Due to the many historic, cultural, and environmental issues along the Saint Croix National Scenic Riverway, the new St. Croix Crossing has been delayed time and again. Stillwater will finally see the new bridge come to fruition with a grand opening early this month. The ribbon cutting for the Crossing, which will replace the historic Stillwater lift bridge and connect Oak Park Heights, Minnesota to St. Joseph, Wisconsin, is scheduled for August 2nd.With through traffic to Wisconsin being rerouted, Stillwater can finally close the downtown lift bridge to vehicle traffic for good. This will let Stillwater address a setback has precluded many tourists, as well as locals, from visiting its charming downtown for quite some time: a lack of parking and traffic as a priority over pedestrians.
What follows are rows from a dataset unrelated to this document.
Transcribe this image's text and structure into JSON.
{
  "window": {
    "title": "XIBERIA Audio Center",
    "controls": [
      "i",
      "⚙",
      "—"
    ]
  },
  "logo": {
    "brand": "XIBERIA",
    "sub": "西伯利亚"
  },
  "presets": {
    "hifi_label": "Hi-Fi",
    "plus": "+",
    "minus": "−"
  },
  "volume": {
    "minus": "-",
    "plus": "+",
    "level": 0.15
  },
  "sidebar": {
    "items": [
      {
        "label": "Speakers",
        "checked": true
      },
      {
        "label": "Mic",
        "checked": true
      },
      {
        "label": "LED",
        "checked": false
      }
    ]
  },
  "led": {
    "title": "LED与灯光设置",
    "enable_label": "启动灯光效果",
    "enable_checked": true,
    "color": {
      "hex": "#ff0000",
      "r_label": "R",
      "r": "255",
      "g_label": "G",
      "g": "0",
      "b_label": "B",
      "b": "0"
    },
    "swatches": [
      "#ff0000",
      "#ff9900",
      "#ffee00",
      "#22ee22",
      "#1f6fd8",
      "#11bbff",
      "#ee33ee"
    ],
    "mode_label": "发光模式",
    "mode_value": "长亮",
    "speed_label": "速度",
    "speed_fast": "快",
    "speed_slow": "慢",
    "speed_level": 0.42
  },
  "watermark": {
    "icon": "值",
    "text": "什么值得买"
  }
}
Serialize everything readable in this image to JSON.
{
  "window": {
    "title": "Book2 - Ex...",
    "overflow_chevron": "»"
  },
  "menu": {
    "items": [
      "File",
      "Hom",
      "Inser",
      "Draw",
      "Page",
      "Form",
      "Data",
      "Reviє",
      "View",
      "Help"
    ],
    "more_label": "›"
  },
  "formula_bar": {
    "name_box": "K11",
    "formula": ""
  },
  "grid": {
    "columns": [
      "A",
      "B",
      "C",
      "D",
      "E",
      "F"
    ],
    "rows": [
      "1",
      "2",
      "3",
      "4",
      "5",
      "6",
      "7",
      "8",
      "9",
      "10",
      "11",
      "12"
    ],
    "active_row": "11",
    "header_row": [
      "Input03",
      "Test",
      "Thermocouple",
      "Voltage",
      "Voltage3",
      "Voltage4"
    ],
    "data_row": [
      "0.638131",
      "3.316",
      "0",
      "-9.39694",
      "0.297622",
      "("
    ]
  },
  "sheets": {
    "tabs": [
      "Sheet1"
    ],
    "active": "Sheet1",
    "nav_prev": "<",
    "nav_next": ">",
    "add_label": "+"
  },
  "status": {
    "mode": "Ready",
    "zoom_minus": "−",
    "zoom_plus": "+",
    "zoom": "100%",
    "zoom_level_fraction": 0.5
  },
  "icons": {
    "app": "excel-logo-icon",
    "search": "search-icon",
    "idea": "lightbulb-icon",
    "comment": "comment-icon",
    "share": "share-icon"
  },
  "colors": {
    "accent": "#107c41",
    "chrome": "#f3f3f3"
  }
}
Without the need for a traffic lane to turn onto the lift bridge, more parking on Main Street will be added, and a new parking ramp is in the works as well. Curb extensions at all intersections and improved timing of crosswalk lights will make Stillwater much more easily explorable by foot, and the former approach to the old lift bridge from Chestnut Street to Main Street will be transformed into a pedestrian mall. Two boutique hotels will be built on Main Street to cover the growing need to accommodate guests who wish to spend as much time as they can in Stillwater’s beautiful historic downtown.
Christie Rosckes, director of marketing at Discover Stillwater, expects visitors will be thrilled once the historic lift bridge is closed to vehicle traffic. “Now people can walk or ride their bikes across the St. Croix River to see the view of Stillwater from the Wisconsin side,” said Christie. “It’s one of the best views of the birthplace of Minnesota!”
The town will become a hub for long and short bike trips with the addition of a five mile loop trail connecting Stillwater’s Brown’s Creek State Trail to the Gateway State Trail from St. Paul. Stillwater will also be friendlier to cyclists with new designated bike trails separate from pedestrian walkways.
Downtown business owners will also be happy when the historic lift bridge is closed to traffic, making their guests’ time in Stillwater a far more peaceful experience. Terry Halverson, owner of My Sister’s Cottage, says, “I’m excited to see the return of Stillwater residents to their own downtown!” The owners of Downtown Divas, Mai Little Cakes, and Spice & Tea Co. are planning a group grand reopening to coincide with the bridge opening. “It’s definitely a time to celebrate!” said Sue DelCastillo of Downtown Divas.
Stillwater’s commercial development director Bill Turnblad sums it up nicely: “This is a once in a lifetime opportunity for us to dramatically change the community’s downtown experience.” With the implementation of its big plans already in effect, historic Stillwater is set to remain as one of Minnesota’s premier tourist destinations for years to come.